Udo Rehfeldt, IRES
The paper will analyse the recent reforms in the French system of workers’ participation at workplace and company level in three fields. The first field is information and consultation. Here the rights of the works councils have further been strengthened on economic issues and extended towards strategic management decisions. Responding to demands by the employers’ organisations, existing workplace representation bodies have been merged and centralised. The second field is collective bargaining at the workplace and company level. Here the trade union delegates have conserved their monopoly for collective bargaining. The unions continue to coordinate the whole system of workers’ participation, as long they are present at the workplace level. Responding to employers’ demands, collective bargaining without unions is however facilitated and derogation in peius from sector level agreements permitted. The legislator’s intention is to further decentralize the whole system of collective bargaining. The third field is participation in economic decision making through board-level employee representation (BLER). Here France is in a paradoxical situation. It was the first European country to introduce BLER as soon as 1945, which remained long time limited to the public sector. Since 2013, BLER is mandatory also in the private sector, but with the highest thresholds, the lowest number of employee representatives per company compared to other BLER systems in Europe, as well as procedural restrictions unknown elsewhere.
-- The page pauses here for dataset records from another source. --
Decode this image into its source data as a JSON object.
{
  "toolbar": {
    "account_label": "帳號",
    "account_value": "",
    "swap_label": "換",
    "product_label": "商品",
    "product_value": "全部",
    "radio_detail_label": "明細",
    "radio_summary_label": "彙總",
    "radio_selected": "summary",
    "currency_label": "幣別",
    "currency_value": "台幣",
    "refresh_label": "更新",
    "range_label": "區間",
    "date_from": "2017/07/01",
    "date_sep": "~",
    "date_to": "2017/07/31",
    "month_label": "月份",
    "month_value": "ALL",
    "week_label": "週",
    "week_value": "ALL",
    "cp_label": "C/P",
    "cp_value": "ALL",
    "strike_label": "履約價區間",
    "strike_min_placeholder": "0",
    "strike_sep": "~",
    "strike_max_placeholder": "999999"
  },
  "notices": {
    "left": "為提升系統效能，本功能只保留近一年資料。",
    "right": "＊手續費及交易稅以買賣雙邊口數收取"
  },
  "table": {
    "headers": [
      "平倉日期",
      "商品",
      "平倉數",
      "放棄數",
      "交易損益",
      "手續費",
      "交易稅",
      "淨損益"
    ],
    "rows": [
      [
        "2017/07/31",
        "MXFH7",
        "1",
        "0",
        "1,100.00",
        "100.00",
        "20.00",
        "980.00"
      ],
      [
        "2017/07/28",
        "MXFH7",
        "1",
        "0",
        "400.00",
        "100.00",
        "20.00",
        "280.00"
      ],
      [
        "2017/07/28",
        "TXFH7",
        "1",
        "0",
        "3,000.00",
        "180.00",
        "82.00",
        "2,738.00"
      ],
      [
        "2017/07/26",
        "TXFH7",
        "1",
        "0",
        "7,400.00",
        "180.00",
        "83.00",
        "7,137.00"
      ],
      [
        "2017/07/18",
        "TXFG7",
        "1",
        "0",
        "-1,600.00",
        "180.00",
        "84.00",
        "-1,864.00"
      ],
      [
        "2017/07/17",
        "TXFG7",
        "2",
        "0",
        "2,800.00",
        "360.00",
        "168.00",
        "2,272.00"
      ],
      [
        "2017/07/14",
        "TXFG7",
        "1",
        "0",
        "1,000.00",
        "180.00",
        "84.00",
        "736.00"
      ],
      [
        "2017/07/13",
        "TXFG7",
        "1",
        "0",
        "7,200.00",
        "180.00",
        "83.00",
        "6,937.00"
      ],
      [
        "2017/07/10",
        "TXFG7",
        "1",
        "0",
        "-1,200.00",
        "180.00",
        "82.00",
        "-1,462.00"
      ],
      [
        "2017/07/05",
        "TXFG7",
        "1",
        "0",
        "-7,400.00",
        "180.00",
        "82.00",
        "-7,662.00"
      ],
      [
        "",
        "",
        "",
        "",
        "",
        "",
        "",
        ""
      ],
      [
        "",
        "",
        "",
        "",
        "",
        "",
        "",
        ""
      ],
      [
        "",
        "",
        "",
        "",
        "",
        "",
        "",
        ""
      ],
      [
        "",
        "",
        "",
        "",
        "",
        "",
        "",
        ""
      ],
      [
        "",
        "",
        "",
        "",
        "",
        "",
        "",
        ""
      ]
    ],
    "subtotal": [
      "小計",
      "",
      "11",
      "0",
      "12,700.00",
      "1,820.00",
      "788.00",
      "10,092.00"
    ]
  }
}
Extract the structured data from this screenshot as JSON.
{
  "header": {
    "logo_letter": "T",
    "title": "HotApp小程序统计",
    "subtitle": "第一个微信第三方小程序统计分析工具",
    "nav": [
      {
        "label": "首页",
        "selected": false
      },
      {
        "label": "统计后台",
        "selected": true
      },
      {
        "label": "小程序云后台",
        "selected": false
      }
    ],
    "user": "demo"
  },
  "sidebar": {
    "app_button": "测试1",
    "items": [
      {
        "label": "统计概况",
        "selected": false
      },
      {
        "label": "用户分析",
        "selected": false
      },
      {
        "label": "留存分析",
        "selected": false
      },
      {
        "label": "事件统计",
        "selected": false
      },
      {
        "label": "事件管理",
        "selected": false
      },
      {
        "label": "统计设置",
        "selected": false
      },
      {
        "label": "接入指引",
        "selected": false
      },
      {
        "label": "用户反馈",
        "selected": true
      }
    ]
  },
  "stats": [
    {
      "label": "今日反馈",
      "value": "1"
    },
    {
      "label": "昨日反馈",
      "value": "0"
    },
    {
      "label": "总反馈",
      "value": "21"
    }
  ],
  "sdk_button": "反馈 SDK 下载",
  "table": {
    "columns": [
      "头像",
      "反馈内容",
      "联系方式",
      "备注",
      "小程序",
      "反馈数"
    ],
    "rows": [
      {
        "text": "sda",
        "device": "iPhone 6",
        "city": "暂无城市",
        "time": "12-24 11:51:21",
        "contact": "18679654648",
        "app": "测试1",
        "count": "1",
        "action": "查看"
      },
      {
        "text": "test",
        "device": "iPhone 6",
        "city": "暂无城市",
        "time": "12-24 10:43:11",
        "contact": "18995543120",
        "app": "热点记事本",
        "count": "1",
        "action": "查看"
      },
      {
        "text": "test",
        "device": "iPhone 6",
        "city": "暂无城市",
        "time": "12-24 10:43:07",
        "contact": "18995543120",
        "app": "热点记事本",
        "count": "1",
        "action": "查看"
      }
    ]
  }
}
The obstacles for enhancing this form of participation are rooted in the French industrial relations culture, historically characterized by mistrust between employers and unions, and by hostility towards BLER within the employers’ organizations, but also within the trade unions. The actors’ positions have however begun to change, as one can observe in the ongoing debate on company law reform in order to enhance company sustainability.
References
- Rehfeldt U. (2018), “Industrial Relations in France: From the underdevelopment of collective bargaining to the failure of neocorporatist concertation”, Employee Relations, n° special “Industrial Relations in the 21st century Europe”, Vol. 40, No. 4, February; pp. 617-633.
- Rehfeldt U., Vincent C. (2018), “The decentralisation of collective bargaining in France: an escalating process”, in Leonardi S., Pedersini R. (eds.), Multi-employer Bargaining Under Pressure. Decentralisation trends in five European countries, Brussels: ETUI; pp. 151-184.
- Rehfeldt U. (2019), “Workers’ participation at plant level: France”, in: Berger S., Pries L., Wannöfel M. (eds), The Palgrave Handbook of Workers' Participation at Plant Level, New York: Palgrave Macmillan, pp. 323-342.